Chez Lucas
Dans mes rêves, mon désir pour mon ancien ami Lucas grandit. Mes rêves le subliment de plus en plus ; l'image réelle de Lucas déjà déformée par la mémoire diverge de plus en plus de la réalité.
Dans mes rêves, j'ai obtenu que de petites choses, qui m'ont bouleversé étrangement : je ne fais que le retrouver, le frôler, il ne m'accorde qu'un baiser... sur la joue, au mieux, mais ce qui me plait justement est la pureté de ces rêves, rêves sans bruit, sans cris, baignés souvent d'une lumière blanche...
C'est en me perdant que j'ai retrouvé Lucas : je cherchais à travers la campagne une adresse que je ne trouvais pas. J'atterris dans un lotissement, un comme tant d'autres : des maisons toutes pareilles alignées avec des jardinets proprets entourées de haies.
C'est sur la terrasse d'une des maisons que je trouve Lucas, dans un transat.
Je ne suis pas surpris de le trouver là. Je ne suis jamais allé chez lui mais je savais qu'il habitait dans le coin.
J'entre dans le jardin en poussant la petite grille dans la haie. Je traverse la pelouse, j'arrive à lui, je lui souris, je fais comme si mon arrivée n'avait rien d'étonnant.
D'ailleurs, elle ne l'étonne pas. Comme si les années ne comptaient pas. Comme s'il m'attendait.
Je sens en moi comme en lui le désir à l'état pur, brut, le désir nu. L'envie est à son maximum... Nul besoin de mots, les regards parlent.... Une voix interrompt l'échange muet.
C'est le voisin de Lucas qui appelle mon ami de l'autre côté de la haie séparant leurs deux propriétes. Lucas se lève et rejoint son voisin devant la haie.
Je suis debout comme un con sur la terrasse avec ma putain d'excitation tandis que Lucas et son voisin discutent et discutent, de je ne sais quoi, leurs voix bourdonnent dans mes oreilles, ma colère monte, colère mêlée de jalousie...
Je sais qu'il ne faut pas lâcher la chance quand elle se présente. Trop souvent j'ai laissé Lucas filer... Cette fois doit être la bonne. Je le veux !
Je lui crie de revenir, il rapplique.
Nous nous retrouvons l'un face à l'autre et l'un de nous, je ne sais plus qui, dit :
"Je veux faire l'amour avec toi ?
- Maintenant ? feint de s'étonner l'autre
- Oui"
Nous nous enlaçons avec force. J'enlève son tee-shirt... Puis, il me prend par la main et me conduit jusqu'à sa chambre.

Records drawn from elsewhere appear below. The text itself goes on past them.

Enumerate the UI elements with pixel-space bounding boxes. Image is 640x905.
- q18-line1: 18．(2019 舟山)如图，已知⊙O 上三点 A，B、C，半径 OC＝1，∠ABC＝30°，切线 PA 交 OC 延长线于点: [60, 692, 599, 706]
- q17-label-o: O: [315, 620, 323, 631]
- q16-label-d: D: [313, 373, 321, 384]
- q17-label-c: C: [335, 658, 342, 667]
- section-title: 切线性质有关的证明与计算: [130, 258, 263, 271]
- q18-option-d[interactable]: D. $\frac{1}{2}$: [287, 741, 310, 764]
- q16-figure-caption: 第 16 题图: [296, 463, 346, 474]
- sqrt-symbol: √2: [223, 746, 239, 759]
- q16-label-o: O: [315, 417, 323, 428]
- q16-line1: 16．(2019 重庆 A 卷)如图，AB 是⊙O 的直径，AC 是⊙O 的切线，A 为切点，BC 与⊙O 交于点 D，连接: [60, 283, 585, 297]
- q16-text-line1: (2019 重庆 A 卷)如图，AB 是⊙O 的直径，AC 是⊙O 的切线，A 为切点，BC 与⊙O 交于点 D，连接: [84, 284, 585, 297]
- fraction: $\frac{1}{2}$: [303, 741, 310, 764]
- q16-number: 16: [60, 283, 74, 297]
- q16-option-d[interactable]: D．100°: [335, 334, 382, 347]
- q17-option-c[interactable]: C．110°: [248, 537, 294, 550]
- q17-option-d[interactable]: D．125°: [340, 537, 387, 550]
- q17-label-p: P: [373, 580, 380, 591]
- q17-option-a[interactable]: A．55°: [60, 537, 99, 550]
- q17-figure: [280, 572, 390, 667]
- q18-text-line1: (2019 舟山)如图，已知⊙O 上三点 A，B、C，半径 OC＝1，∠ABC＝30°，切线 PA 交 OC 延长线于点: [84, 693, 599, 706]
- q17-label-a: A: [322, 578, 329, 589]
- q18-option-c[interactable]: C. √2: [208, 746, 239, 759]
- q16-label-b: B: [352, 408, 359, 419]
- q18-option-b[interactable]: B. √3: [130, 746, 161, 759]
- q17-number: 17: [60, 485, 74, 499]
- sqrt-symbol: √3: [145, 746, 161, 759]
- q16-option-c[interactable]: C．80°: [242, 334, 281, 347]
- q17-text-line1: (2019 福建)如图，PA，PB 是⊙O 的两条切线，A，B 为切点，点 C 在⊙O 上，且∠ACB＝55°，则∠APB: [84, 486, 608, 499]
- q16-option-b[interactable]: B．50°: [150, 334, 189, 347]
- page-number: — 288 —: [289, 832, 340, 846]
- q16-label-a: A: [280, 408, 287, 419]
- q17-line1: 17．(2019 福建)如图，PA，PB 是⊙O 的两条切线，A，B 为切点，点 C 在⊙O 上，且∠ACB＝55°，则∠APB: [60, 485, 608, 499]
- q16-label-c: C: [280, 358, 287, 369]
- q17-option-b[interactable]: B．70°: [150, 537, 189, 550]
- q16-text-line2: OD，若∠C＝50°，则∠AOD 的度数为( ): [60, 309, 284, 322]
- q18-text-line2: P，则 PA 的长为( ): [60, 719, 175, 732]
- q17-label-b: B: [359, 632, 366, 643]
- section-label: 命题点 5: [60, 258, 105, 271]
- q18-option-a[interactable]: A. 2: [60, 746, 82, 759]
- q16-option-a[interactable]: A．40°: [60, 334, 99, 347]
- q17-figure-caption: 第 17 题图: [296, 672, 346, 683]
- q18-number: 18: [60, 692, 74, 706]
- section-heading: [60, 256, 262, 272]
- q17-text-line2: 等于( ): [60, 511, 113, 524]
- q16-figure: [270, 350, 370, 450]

Tandis que sur le lit, il me baisse ma braguette, j'entends des voix venir de la pièce d'à côté. Nous ne sommes pas seuls dans la maison. Tant pis. L'envie est trop forte, elle nous pousse à continuer, à aller jusqu'au bout.
Le bout, mon bout, qu'il prend en bouche. Il a de l'expérience, ça se sent.
Acrobate, s'appuyant sur ses mains, il monte par dessus mon corps allongé, ses jambes restent un instant en l'air avec entre elles le vit en érection.... Descendant doucement les jambes, il me permet de fermer le cercle avec ma bouche.
Tandis qu'il met les bouchées doubles, j'y vais doucement, je reste sur le gland, là où c'est chaud et humide, où je trouve le plaisir. Plaisir immense parce que c'est Lucas.
La suite est moins douce. Nous nous sommes déplacés dans le garage. Nous sommes interrompus par des gens qui arrivent chez Lucas, qui frappent à la porte du garage.
Mais, malgré tout, c'est fait, nous l'avons fait. Ou plutôt je nous l'ai fait faire. J'ai eu Lucas. Pour solde de tout compte ? Après ce rêve, Lucas n'apparaît plus dans mes nuits, ou pour rien, vraiment rien, personnage anodin qui ne fait que passer, ombre dans la nuit.
Le désir est mort parce qu'il se réduisait au désir d'avoir Lucas. Une fois pour toutes. C'est fait. C'est fini.